7–55
Back to Bipolarity: How China's Rise Transformed the Balance of Power
Jennifer Lind, Dartmouth College
China's rise, Russia's military resurgence, and India's economic growth have prompted debates about the end of unipolarity and the future balance of power. Such debates are a staple of international politics; indeed, in the late twentieth century, many observers warned that Japan and the Soviet Union would overtake the United States. Yet scholars and policymakers evince little agreement on how to define power or measure the distribution of power. This article introduces an inductive method for comparing national power. I empirically validate common metrics of national capabilities—economic and military—by assessing their ability to both predict known balances of power across historical systems (1820–1990) and distinguish between great powers and other countries. This method yields three important findings. First, large gaps in national capabilities between great powers and even superpowers have been common throughout history. Great powers need not achieve parity with the leading state to engage in a dangerous security competition. Second, this method shows that China on most dimensions is not only a great power but a superpower. Third, neither Russia nor India is a great power. The system is bipolar. These findings inform debates about the stability of international politics and the future of international order and suggest the likelihood of shifts in U.S. grand strategy and alliances.
56–96
Chinese Views of Strategic Stability: Implications for U.S.-China Relations
David C. Logan, Tufts University
China's nuclear buildup and intensifying U.S.-China strategic competition have raised concerns about the future of nuclear dynamics between China and the United States. As U.S.-China nuclear competition escalates, understanding Chinese views of strategic stability will be important for managing this dimension of the relationship between these two global powers. During the Cold War, different conceptions of strategic stability influenced how the Soviet Union and the United States constructed their nuclear forces and approached arms control. For the U.S. strategic community, strategic stability consisted of crisis stability and arms race stability. This article analyzes extensive Chinese-language sources and finds that Chinese writings identify four pillars of strategic stability: nuclear mutual vulnerability, the overall state of bilateral relations, the nuclear taboo, and beliefs about the controllability of nuclear escalation. Chinese strategists perceive each of these four pillars as eroding, in part because of U.S. actions. The findings have important implications for understanding China's nuclear force development, nuclear dynamics in East Asia, and U.S.-China relations.
97–134
The Myth of a Bipartisan Golden Age for U.S. Foreign Policy: The Truman-Eisenhower Consensus Remains
Jeffrey A. Friedman, Dartmouth College
Scholars and practitioners of U.S. foreign policy commonly describe the early Cold War as a lost golden age of bipartisan consensus. This article uses public opinion data, congressional voting patterns, and party platform statements to refute this conventional wisdom.
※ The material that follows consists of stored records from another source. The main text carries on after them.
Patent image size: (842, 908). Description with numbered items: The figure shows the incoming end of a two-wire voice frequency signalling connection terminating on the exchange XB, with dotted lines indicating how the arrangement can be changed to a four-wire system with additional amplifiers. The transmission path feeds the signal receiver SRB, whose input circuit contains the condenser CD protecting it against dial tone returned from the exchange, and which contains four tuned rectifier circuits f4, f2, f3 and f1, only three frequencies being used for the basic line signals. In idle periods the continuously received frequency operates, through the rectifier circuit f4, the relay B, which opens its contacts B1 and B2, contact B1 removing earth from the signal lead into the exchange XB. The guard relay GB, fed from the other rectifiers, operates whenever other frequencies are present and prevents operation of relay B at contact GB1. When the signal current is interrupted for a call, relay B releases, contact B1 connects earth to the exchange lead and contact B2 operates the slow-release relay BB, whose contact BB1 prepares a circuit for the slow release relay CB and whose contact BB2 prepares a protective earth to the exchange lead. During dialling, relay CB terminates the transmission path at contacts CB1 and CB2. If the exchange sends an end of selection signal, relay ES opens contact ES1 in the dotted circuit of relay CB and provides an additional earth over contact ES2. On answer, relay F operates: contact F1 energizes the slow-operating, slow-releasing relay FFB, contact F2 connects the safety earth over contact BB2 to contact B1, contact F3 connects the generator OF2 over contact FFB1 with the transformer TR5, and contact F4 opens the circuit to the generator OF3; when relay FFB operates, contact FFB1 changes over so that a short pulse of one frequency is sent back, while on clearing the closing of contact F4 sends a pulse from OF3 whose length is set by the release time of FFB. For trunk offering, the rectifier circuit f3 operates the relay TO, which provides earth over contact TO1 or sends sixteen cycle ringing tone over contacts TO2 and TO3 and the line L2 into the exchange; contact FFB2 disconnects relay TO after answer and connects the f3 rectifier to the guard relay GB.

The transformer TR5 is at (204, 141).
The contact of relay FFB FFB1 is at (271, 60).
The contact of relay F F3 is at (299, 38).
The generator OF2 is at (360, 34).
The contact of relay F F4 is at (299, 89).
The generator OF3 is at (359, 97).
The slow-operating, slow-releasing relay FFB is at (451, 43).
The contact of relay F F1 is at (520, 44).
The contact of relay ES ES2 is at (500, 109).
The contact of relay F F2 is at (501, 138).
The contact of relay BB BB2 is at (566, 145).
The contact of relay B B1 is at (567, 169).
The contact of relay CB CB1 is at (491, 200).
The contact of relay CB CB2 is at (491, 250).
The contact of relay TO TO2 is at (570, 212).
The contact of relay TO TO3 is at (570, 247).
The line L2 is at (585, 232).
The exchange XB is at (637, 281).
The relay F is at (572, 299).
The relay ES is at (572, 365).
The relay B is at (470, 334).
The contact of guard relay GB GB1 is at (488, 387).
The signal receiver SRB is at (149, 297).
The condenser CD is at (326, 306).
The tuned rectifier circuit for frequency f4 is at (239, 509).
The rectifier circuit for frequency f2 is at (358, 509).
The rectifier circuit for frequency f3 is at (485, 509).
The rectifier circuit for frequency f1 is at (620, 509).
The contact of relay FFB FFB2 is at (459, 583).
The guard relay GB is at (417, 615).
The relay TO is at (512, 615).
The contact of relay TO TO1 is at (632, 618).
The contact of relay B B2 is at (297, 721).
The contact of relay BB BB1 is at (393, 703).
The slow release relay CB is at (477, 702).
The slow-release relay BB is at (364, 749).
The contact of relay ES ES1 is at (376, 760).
In fact, the core internationalist principles that enjoyed bipartisan agreement during the Truman and Eisenhower administrations retain widespread approval from Democrats and Republicans today. Enduring support for this Truman-Eisenhower consensus is concealed by the way that recent presidents have enlarged the United States’ foreign policy agenda to pursue policies that historically did not generate bipartisanship, such as fighting climate change or conducting decades-long projects in armed nation-building. Rising political divisions in U.S. foreign policy are thus primarily a result of Democrats and Republicans deploying global influence in new ways rather than renouncing traditional international commitments. These findings refute widespread claims that political polarization has undermined traditional conceptions of U.S. global leadership or depleted Washington's usable power.
135–169
Competing Visions of Restraint
Miranda Priebe, RAND, John Schuessler, Texas A&M University, Bryan Rooney, RAND, and Jasen Castillo, Texas A&M University
At least since the U.S. invasion of Iraq in 2003, a subset of realists, conservatives, and progressives have called for greater restraint in U.S. grand strategy. Given that restraint is a key position in the grand strategy debate, this article explores the variations within restraint's big tent in greater detail. Drawing on writings by and interviews with advocates of restraint, we identify the underlying beliefs that have led these disparate groups to converge on restraint. We find that there are competing visions of restraint. Realists want to prevent the emergence of regional hegemons without provoking great power war; conservatives seek to preserve what they identify as the American way of life; and progressives are motivated by the desire to combat inequality and injustice at home and abroad. Even within each group, there are a range of underlying beliefs and foreign policy preferences, and more divisions have emerged in response to the Russian invasion of Ukraine and China's rise. We explore how these groups’ positions may evolve in the future as the threat environment continues to change and new policy questions emerge.